PDA

View Full Version : Any short story recommendations?


Gilgamesh37
07-13-2005, 12:07 PM
I have a friend for whom I always buy fiction, most usually short story collections, as a birthday gift. His birthday is coming up; usually there will be 1 or 2 collections everyone is raving about, but I haven't seen any this year. Anything to recommend?

aggie94
07-13-2005, 12:33 PM
He may already have these, but if not, my DH is a huge fan of the Sudden Fiction collections (Sudden Fiction, Sudden Fiction International, and Sudden Fiction Continued). His favorite is the International collection.

donnamp14
07-13-2005, 12:39 PM
The Complete Works of Flannery O'Connor Her short stories are the best in the world. Particularly "The Geranium".

-Donna

Gilgamesh37
07-13-2005, 12:41 PM
Thanks Aggie & Donna---Aggie, I'll look into your suggestion.

Donna, I love Flannery O'Connor, but as my friend is both a) a Southerner and b) a graduate of Iowa Writer's Workshop, he's read those backwards and forwards. I agree, though--she (and Raymond Carver and James McPherson) are among the best!

cniles
07-13-2005, 12:58 PM
Hi Gil! (Welcome back!:D )

I just picked up Children Paying Before a Statue of Hercules - Edited and Introduced by David Sedaris. The writers include: Tobias Wolff, Lorrie Moore, Akhil Sharma, Jhumpa Lahiri, Alice Munroe, Richard Yates, Charles Baxter..... Some are classics and some new. Sedaris published this "to support 826NYC, a nonprofit tutoring center in Brooklyn, NY, designed to help students ages 6-18 develop their writing skills thorugh free writing workshops, publishing projects, and one-on-one help with homework and English-language learning."

I just read the Richard Yates story "Oh, Joseph, I'm so tired" - very interesting. I find good short stories have me wanting more.. this one made me wonder what happened to the main character.

bobmark226
07-13-2005, 12:58 PM
Originally posted by donnamp14
The Complete Works of Flannery O'Connor Her short stories are the best in the world. -Donna

Oh, come on, Donna, at least let the Complete Eudora Welty rest next to her on the bookshelf, if only for the hilarious "Why I Live at the PO."

I love A. S. Byatt's shorts, usually small collections of five or six, some midlength.
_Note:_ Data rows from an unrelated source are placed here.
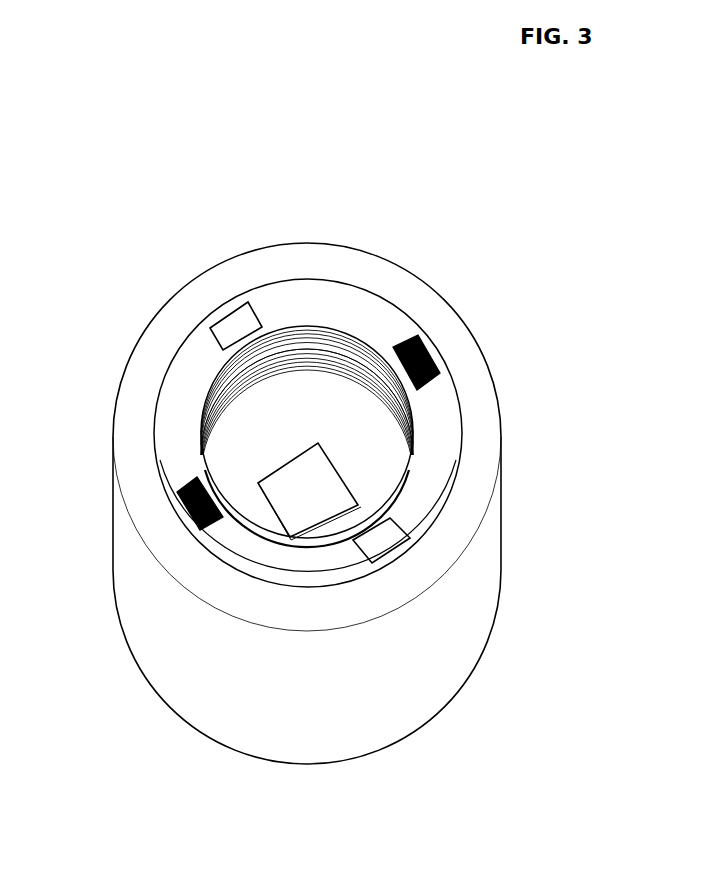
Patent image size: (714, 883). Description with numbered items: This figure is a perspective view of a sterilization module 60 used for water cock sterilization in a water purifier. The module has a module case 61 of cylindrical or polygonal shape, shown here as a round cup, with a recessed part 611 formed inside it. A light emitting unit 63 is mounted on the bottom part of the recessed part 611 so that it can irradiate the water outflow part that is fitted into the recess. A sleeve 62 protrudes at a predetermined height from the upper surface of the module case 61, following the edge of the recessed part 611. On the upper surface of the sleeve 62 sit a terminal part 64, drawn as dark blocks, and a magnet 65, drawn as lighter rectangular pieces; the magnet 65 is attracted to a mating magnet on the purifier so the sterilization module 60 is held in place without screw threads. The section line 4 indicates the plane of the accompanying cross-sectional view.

The sterilization module 60 is at (426, 204).
The module case 61 is at (493, 553).
The recessed part 611 is at (305, 421).
The sleeve 62 is at (443, 478).
The light emitting unit 63 is at (327, 470).
The terminal part 64 is at (443, 360).
The magnet 65 is at (232, 325).
The section line 4 is at (480, 332).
I especially recommend Elementals, built around Fire and Ice, etc., and exotic The Djinn in the Nightingale's Eye, also The Matisse Stories for an exploration of art and artists.

On a more classic note, the two pb collections (not sure if they're complete) are a terrific introduction to the great V.S. Pritchett.

I could go on endlessly about shorts...

Bob

oskie
07-13-2005, 01:00 PM
Floating in My Mother's Palm by Ursula Hegi is a nice collection of intertwined short stories. It's not a lengthy book like a lot of anthologies, but you could maybe pack it with Stones From the River , another book by Hegi with related characters if you were looking for more "substance".

They deal mainly with life in a small town during WWII and post-war Germany and both are fabulous. I just love Hegi's style - you really feel immersed in the situation.

Then you can give your friend another sequel-type book next year, The Vision of Emma Blau , which follows one branch of the German family to America.

KAG
07-13-2005, 01:03 PM
Does she have Bailey White's Sleeping at the Starlight Hotel - or - Mama Makes Up Her Mind? She's a Southerner too, from Georgia I think. They are both short stories or essays really about living in the South and the idiocentricies (sp?) that come with that. She's really good, her stories always make me smile with a touch of familiar tuggings. She's been featured on NPR a lot.

I'm not sure if there are other books by her or not. I've only read these two.

donnamp14
07-13-2005, 01:35 PM
Bob- Eudora's "One Writer's Beginnings" is really and truly right next to Flannery! I just adore those southern writers!

misskitty100
07-13-2005, 01:39 PM
What about High Tide in Tucson by Barbara Kingsolver?

manetta
07-13-2005, 01:40 PM
I love anything by Ellen Gilchrist. In The Land of Dreamy Dreams and Victory Over Japan are wonderful. Your friend may already have these if he is a Southerner and a writer, though.

KAG
07-13-2005, 06:04 PM
Here's another suggestion. I don't know why I didn't think about it before. Since he's southern....

www.oxfordamericanmag.com

it's all about southern writing by southern writers. The current one happens to be about southern foods. It's a very well done magazine. Take a look at the web site and see what you think. I know it isn't a book but I would think any writer would love this magazine.

I love it and read it from cover to cover.